Командующий встал и очень приветливо, как-то даже не по-военному пожал ему руку.
Видно было, что командующий сразу узнал Шубникова, едва тот появился на пороге комнаты. Хотя, наверное, не так просто было узнать в этом массивном генерале с обветренным, почти красным лицом длинного, худого, совсем юного командира эскадрона, который в летнем палаточном лагере бежал навстречу ему, командиру 7-й кавалерийской дивизии имени Английского
Позже, командуя кавалерийским корпусом, он узнал, что его бывший комэск Шубников стал танкистом, командует отдельным танковым батальоном: они иногда встречались на окружных партийных конференциях.

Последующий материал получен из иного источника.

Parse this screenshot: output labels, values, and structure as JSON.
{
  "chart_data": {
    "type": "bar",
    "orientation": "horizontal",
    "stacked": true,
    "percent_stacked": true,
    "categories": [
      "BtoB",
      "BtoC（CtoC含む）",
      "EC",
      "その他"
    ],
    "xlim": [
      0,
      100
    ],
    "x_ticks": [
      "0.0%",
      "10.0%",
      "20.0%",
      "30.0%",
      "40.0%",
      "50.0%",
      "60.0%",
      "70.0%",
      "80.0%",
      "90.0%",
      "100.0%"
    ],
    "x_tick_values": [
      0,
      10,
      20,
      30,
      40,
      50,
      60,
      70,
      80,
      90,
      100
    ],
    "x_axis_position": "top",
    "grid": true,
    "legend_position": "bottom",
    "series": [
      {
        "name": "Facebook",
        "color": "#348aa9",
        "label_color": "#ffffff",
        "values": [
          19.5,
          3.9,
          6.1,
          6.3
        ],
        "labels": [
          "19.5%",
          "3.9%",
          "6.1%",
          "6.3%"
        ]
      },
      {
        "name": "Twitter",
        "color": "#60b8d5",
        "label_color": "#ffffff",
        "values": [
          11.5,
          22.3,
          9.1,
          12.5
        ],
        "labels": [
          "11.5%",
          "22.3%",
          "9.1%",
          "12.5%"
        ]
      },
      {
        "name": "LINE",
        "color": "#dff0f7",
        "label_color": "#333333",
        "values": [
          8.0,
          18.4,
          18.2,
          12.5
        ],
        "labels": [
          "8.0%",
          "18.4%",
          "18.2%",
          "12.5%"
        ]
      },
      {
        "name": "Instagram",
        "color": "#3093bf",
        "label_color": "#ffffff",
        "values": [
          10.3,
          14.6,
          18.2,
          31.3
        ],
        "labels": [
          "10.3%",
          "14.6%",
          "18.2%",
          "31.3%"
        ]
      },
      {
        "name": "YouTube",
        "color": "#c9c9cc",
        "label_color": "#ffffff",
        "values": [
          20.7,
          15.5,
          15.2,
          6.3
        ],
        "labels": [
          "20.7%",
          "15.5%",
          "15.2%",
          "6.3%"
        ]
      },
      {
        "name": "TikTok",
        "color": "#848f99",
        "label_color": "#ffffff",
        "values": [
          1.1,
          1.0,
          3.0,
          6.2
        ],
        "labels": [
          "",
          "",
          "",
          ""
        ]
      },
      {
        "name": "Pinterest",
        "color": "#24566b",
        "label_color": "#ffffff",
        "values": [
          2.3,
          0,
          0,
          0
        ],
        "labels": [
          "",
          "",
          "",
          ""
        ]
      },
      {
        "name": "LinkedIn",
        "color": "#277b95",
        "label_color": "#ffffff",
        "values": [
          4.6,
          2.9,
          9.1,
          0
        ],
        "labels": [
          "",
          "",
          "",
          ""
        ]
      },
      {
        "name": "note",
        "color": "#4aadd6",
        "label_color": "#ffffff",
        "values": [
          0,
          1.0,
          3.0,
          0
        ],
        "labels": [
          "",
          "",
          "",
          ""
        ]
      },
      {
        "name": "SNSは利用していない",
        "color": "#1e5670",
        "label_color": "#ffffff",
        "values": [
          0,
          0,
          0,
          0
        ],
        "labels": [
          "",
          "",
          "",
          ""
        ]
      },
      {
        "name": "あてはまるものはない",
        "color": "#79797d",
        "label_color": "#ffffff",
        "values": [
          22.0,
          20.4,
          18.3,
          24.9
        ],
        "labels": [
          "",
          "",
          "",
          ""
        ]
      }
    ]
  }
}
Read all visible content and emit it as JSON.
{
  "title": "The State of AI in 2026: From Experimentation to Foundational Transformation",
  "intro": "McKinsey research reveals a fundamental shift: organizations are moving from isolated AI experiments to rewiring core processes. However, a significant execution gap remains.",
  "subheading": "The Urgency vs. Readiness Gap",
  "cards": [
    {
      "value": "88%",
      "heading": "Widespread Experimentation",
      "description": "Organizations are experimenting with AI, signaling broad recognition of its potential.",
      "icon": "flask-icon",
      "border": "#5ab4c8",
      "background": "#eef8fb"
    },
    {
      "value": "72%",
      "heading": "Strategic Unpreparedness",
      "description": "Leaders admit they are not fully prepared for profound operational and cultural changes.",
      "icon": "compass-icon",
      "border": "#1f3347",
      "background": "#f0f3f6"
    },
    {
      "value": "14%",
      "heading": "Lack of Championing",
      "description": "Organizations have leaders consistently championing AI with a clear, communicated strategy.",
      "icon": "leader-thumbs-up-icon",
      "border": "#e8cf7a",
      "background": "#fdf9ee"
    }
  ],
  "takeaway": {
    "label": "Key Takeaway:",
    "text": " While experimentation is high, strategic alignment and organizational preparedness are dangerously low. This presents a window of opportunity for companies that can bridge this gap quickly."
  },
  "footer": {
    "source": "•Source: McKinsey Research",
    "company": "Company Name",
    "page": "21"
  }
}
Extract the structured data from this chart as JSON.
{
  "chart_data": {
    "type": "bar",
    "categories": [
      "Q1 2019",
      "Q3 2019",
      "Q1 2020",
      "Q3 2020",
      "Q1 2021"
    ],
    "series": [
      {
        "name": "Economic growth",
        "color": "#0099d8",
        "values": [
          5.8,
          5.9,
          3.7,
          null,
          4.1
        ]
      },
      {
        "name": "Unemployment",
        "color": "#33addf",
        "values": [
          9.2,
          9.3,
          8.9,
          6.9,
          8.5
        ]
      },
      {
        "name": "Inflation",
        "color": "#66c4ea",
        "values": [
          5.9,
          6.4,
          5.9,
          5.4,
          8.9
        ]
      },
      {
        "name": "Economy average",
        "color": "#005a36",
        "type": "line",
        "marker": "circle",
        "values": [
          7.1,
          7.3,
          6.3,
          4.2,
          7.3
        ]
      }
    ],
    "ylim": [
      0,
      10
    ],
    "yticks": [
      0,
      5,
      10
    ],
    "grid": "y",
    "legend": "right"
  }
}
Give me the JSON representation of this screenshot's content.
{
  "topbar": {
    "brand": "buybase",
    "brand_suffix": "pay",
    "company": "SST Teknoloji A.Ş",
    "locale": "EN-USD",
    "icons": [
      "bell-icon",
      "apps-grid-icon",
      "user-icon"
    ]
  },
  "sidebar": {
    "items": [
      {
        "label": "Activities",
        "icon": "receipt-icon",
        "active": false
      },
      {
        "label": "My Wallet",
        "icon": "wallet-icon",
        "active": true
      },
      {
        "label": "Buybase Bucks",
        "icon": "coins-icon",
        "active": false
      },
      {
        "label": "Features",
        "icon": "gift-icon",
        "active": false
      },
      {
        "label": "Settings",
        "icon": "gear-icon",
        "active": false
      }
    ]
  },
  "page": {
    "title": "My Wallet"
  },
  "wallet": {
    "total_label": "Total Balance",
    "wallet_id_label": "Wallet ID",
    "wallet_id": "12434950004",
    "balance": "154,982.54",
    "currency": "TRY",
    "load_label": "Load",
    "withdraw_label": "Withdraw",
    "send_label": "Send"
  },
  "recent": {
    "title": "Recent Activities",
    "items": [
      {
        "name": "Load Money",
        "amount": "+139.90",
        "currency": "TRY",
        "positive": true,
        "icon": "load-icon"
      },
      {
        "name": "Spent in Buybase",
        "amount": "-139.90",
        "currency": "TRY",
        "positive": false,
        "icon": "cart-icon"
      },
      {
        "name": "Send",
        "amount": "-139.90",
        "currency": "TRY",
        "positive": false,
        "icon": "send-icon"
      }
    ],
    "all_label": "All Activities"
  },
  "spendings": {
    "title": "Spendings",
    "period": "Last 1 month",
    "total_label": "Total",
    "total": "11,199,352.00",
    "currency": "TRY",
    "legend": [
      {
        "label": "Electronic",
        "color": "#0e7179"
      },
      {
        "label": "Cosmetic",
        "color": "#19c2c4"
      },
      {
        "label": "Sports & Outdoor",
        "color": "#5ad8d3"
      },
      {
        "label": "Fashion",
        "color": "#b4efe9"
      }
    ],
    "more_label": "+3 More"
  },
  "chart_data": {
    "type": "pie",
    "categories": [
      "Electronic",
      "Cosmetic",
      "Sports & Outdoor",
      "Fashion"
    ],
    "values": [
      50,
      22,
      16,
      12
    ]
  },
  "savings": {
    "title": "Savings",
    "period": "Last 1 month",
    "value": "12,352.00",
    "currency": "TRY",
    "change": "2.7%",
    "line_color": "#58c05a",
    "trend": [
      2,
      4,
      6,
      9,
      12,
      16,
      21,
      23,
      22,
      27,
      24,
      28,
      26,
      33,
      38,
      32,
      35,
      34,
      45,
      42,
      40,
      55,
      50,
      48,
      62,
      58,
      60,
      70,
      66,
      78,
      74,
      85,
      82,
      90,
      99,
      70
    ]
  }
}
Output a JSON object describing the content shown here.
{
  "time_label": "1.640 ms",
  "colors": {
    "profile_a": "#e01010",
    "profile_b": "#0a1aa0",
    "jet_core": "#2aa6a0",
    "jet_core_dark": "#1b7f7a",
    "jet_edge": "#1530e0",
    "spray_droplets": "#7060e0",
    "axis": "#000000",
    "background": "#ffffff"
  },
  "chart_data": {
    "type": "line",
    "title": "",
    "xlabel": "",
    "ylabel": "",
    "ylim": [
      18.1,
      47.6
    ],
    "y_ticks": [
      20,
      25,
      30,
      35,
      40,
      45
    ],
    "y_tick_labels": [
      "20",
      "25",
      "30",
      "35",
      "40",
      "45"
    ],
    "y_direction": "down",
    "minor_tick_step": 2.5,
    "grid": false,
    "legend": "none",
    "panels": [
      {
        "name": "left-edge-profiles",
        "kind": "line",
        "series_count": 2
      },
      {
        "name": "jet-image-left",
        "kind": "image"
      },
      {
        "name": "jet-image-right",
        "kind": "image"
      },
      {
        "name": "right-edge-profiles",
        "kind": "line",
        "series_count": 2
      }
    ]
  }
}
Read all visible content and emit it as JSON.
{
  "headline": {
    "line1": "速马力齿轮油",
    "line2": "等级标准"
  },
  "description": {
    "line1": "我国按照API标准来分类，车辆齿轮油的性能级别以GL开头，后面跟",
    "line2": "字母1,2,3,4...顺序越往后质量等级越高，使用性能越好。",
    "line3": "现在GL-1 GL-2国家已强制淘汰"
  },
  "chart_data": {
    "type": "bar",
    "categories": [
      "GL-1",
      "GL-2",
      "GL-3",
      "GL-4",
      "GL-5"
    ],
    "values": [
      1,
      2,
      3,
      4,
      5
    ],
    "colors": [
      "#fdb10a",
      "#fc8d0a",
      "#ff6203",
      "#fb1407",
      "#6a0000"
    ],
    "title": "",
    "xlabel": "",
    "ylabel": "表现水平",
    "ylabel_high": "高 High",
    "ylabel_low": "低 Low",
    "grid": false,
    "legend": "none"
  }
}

Потом в более чем двадцатилетней его строевой службе был перерыв, происшедший, разумеется, не по его вине, но когда в конце сорокового года его вновь назначили командиром того самого корпуса, с которым расстался три года назад, то он с удовлетворением узнал, что в соседнем механизированном корпусе заместителем командира дивизии — его бывший подчиненный, полковник Шубников.
Перед самой войной ему, прослужившему всю свою армейскую жизнь в кавалерии, пришлось тоже пойти на танки, формировать механизированный корпус — армия спешно перевооружалась.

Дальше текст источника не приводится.